Be awesome if HO was the same scale as
your carpet farm. Other railroad
scales look un-realistic and dis-
proportionate (in my opinion), and
therefore wouldn't like right in your
layout I wouldn't think.
 
I started out in model railroading in the early 80's. Discovered that I enjoyed the scenery work MUCH more than actually running trains and trying to keep the electrical stuff working in a damp basement.

I model in 1:64 which is the common small farm toy scale. It's called S scale in railroading. Not real popular with model railroaders (WAY less so than HO) but there are some structures, figures and scratch building supplies available in S or 1:64 which is handy.

HO is 1:87 and is noticeably smaller if set side-by-side with 1:64, but larger structures and some scenery stuff will work if positioned carefully.

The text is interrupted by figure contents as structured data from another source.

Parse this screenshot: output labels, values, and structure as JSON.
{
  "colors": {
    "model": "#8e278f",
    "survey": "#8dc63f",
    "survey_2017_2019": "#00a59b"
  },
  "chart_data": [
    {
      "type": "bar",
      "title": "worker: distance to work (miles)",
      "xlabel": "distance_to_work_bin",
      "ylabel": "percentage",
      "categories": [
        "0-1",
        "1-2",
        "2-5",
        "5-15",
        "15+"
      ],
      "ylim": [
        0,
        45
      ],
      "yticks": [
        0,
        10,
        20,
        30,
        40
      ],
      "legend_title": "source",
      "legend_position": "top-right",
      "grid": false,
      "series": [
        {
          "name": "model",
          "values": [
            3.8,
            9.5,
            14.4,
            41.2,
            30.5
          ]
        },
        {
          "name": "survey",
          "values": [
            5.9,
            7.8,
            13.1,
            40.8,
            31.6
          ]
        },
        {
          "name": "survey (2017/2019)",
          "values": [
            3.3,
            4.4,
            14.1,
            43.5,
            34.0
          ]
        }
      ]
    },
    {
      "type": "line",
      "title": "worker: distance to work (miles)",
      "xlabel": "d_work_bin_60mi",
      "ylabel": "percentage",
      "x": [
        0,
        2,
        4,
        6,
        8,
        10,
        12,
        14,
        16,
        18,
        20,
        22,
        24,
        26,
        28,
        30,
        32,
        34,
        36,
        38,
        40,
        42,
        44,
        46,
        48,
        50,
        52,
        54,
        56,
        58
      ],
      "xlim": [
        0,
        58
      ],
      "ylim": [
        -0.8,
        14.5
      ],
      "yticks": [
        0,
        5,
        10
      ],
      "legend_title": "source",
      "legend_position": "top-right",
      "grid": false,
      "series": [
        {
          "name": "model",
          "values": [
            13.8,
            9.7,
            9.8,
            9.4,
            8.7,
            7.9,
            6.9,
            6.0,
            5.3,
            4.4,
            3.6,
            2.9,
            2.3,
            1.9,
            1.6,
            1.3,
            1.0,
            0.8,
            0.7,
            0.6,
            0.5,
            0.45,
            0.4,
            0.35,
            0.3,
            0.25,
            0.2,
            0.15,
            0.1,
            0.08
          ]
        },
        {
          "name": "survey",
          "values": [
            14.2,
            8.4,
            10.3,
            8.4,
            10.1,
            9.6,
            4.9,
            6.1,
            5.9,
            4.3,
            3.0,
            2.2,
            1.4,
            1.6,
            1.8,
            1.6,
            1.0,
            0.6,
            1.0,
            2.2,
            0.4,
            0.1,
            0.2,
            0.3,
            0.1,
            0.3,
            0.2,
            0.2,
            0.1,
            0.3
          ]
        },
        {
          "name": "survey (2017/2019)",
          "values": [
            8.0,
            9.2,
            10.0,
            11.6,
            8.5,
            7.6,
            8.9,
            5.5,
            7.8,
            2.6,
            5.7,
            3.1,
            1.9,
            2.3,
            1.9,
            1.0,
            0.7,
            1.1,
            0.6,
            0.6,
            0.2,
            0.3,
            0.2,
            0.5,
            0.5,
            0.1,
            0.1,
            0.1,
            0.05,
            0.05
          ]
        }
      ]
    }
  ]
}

The house and barn on my diorama are actual HO scale structure kits.
 
He's been saddle broke for quite awhile.Dont ride him as much as I should.Feel bad about that.
 
I likewise had a model railroad in the basement (not anymore). I don't recall having any electrical problems from damp basement air. I do recall having trouble with the rail joints being loose and causing bad connections in the track (HO scale). I remember biting the jointers with my teeth when putting track together so there would be good tight connections throughout the track. Seems like I had a little trouble with power packs conking out. But if so, I'd just buy another train set. Then I'd have a new power pack plus extra track and rolling stock. If I had a long staight away in the layout, I'd use those three foot pieces of flex track, and use them as straight pieces. That cut down on rail joints and derailments. I didn't use flex track on the curves. It wouldn't stay put unless nailed down (which I hated because you'd ruin it taking it back up for a bad joint connection), and it was hard to cut the inside rail shorter and get the length just so so.